Ahmetin tedavi olması için paraya ihtiyacı vardı, o parayı da yazdığı ve çizdiği birbirinden yaratıcı eserlerle kazanıyordu, gün boyunca içinde yaşadığı hayali dünya, ona yeterince malzeme veriyordu, o da bu malzemeleri kullanarak harika çalışmalar oluşturuyordu. Bütün bu çalışmaların reklamını kendisi, satışını ise annesi yapıyordu; insanlar Ahmetin yazdığı hikâyeleri, şiirleri, yaptığı çizimleri çok seviyordu, aklında sokak ressamlığı da vardı aslında ama sağlık durumu elverişli olmadığı için annesi buna izin vermiyordu. Hastalığı öylesine kronikti ki ve ilaçları öylesine pahalıydı ki, alması ve düzenli kullanması, gerçekten içinde yaşadığı dünyanın hayalîliğinden daha hayaliydi.
Günler ayları, aylar ise yılları kovaladı, Ahmet 21 yaşına gelmişti artık, daha az macera ve daha az hayali mahlûkatla konuşuyordu, tedavi olması için gerekli ve delilik sınırlarında gezinen yaratıcılığı, tedavi oldukça kendisini terk ediyordu. kalemi Canan artık onunla daha az konuşuyordu ve bir şeyler yazması ya da çizmesi için daha az baskı yapıyordu, Ahmet artık yavaş yavaş kerametin kalemde değil kendisinde olduğunu anlıyordu; böylece yazı çizi işinin solgunlaşmaya başlayan büyüsü onu da bu işlerden soğutuyordu.
Ancak, Ahmet var olan gücüyle tamamen hastalığını kontrol altına almak için yazmaya ve çizmeye devam etmeliydi. Her gün kendisiyle en az bir iki kere konuşan kalemi, nam ı diğer Canan, bir gün kendisiyle hiç konuşmadı; nedenini merak eden Ahmet, kalemine kendisiyle neden konuşmadığı sordu ve kalem yine hiç konuşmadı. Ahmet delilikle dâhilik arasında ince bir çizgide kendisini kaybolmuş hissediyordu, o gün bütün bunların ardından ilacını almayı unutarak erkenden uyudu.
Ertesi gün uyandığında her tarafı kıpkırmızı kan içinde buldu, kalemi Canan, o gece insan suretine bürünmüş, önce Ahmetin ilaçlarının hepsini içmiş, bu şekilde kendisini öldüremeyeceğini anlayınca bileklerini kalemtıraşın yedek jiletleriyle kesmişti. en azından Ahmetin gördüğü bu manzaradan anladığı buydu, Ahmet korkmuştu, annesine seslendi, ses gelmeyince yatak odasına gitti ve annesini de kan revan içinde buldu, annesinin elinde bir bıçak, boynu kesik içindeydi, bu nasıl olabilirdi?

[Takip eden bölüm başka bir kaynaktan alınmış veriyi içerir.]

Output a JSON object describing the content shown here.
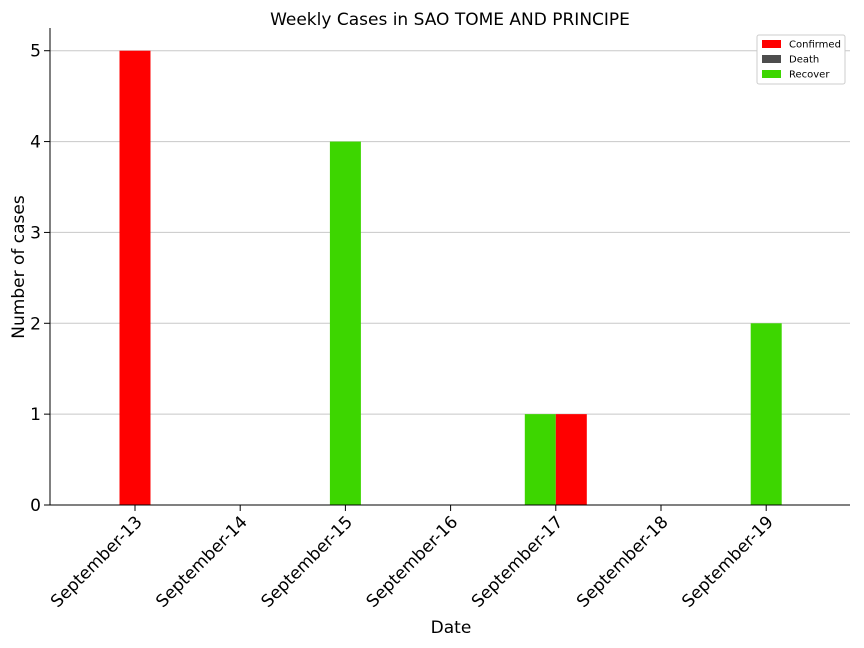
{
  "chart_data": {
    "type": "bar",
    "title": "Weekly Cases in SAO TOME AND PRINCIPE",
    "xlabel": "Date",
    "ylabel": "Number of cases",
    "categories": [
      "September-13",
      "September-14",
      "September-15",
      "September-16",
      "September-17",
      "September-18",
      "September-19"
    ],
    "series": [
      {
        "name": "Confirmed",
        "color": "#ff0000",
        "values": [
          5,
          0,
          0,
          0,
          1,
          0,
          0
        ]
      },
      {
        "name": "Death",
        "color": "#4d4d4d",
        "values": [
          0,
          0,
          0,
          0,
          0,
          0,
          0
        ]
      },
      {
        "name": "Recover",
        "color": "#3dd600",
        "values": [
          0,
          0,
          4,
          0,
          1,
          0,
          2
        ]
      }
    ],
    "ylim": [
      0,
      5.25
    ],
    "yticks": [
      0,
      1,
      2,
      3,
      4,
      5
    ],
    "grid": true,
    "legend_position": "top-right"
  }
}
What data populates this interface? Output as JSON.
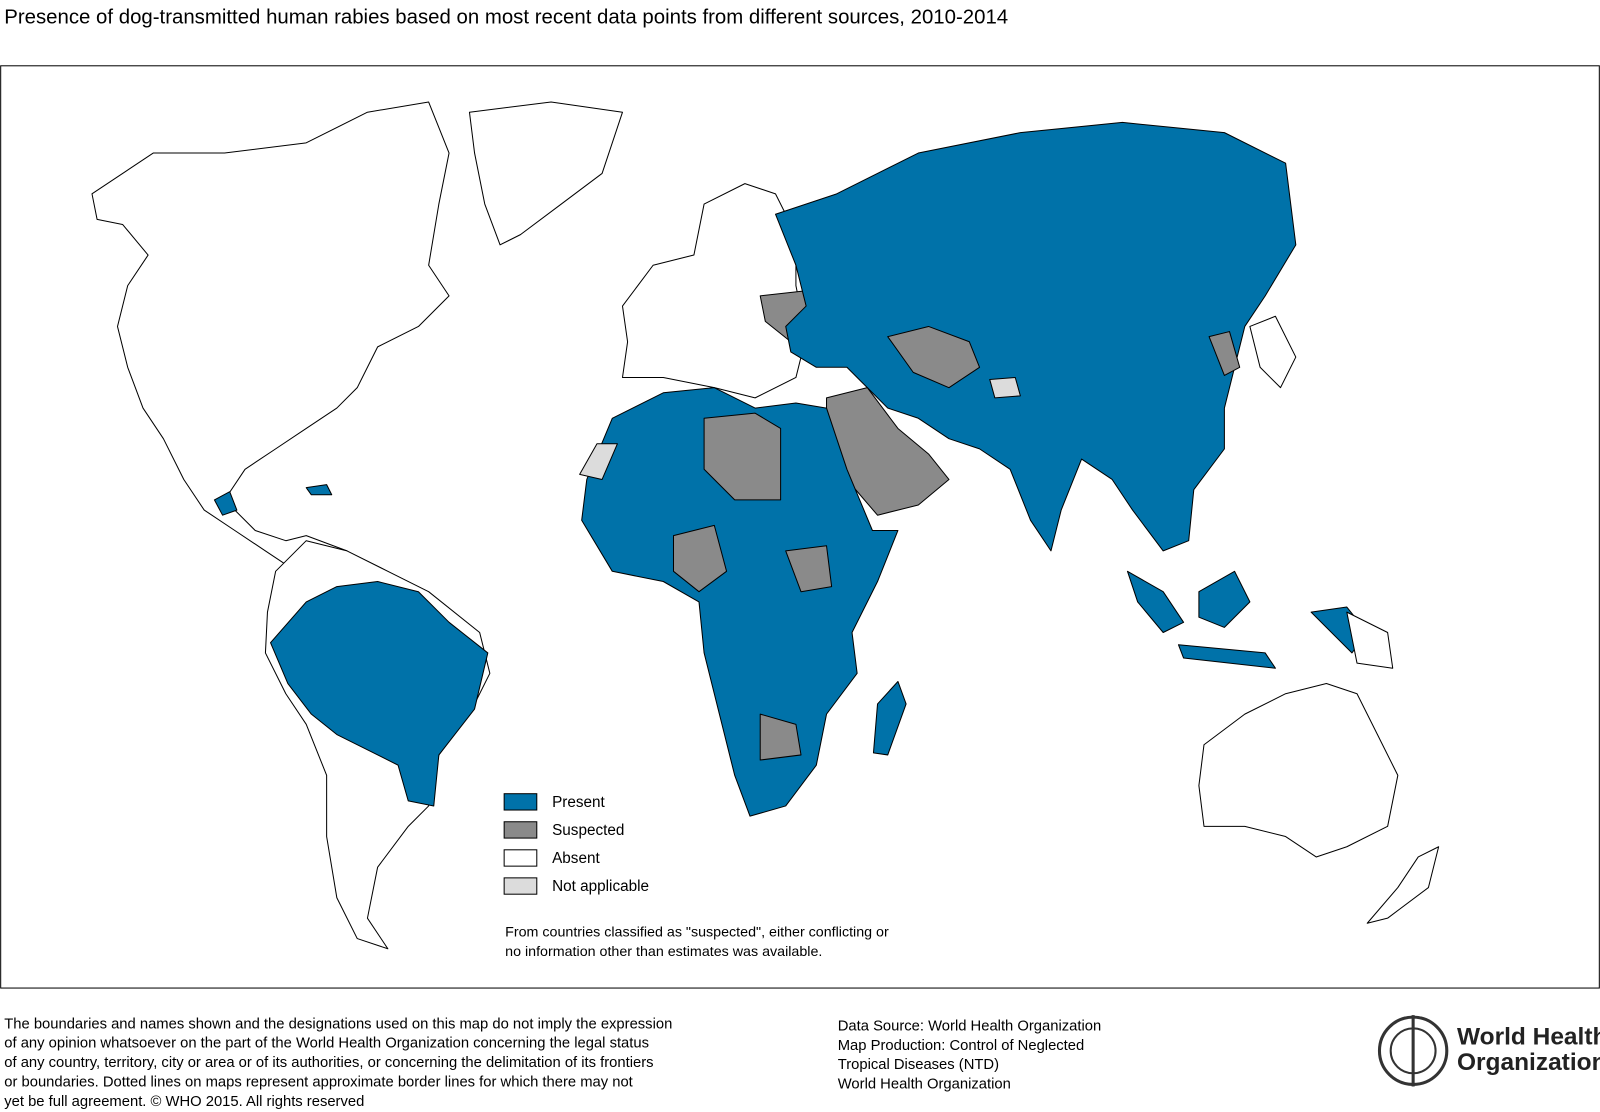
{
  "title": "Presence of dog-transmitted human rabies based on most recent data points from different sources, 2010-2014",
  "legend": [
    {
      "label": "Present",
      "color": "#0072a9"
    },
    {
      "label": "Suspected",
      "color": "#8a8a8a"
    },
    {
      "label": "Absent",
      "color": "#ffffff"
    },
    {
      "label": "Not applicable",
      "color": "#dcdcdc"
    }
  ],
  "note": [
    "From countries classified as \"suspected\", either conflicting or",
    "no information other than estimates was available."
  ],
  "disclaimer": [
    "The boundaries and names shown and the designations used on this map do not imply the expression",
    "of any opinion whatsoever on the part of the World Health Organization concerning the legal status",
    "of any country, territory, city or area or of its authorities, or concerning the delimitation of its frontiers",
    "or boundaries. Dotted lines on maps represent approximate border lines for which there may not",
    "yet be full agreement. © WHO 2015. All rights reserved"
  ],
  "source": [
    "Data Source: World Health Organization",
    "Map Production: Control of Neglected",
    "Tropical Diseases (NTD)",
    "World Health Organization"
  ],
  "logo": [
    "World Health",
    "Organization"
  ]
}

Ahmet artık bu dünyada bu şekilde yaşamaya devam edemezdi, onulmaz bir hastalığı vardı, biricik kalemi ve annesi intihar etmişti, nasıl yaşasındı? Odasına gitti, aynasına uzun uzun baktı, aynada Cananın ölmüş bedenini, sırlı camına sıçramış birkaç damlanın izin verdiği boşluktan görebiliyordu; Ahmet bu elem verici görüntüye dayanamayıp, aynayı tek yumrukta kırdı, kırılan parçalardan birini eline aldı ve ayakta öylece duruyordu ki Canan gözlerini aralayarak:
- Ahmet, herhalde ben öldükten sonra keyif içinde yaşamaya devam etmeyi düşünmüyorsun, şu elindeki aynayla seni bana kavuştur, haydi!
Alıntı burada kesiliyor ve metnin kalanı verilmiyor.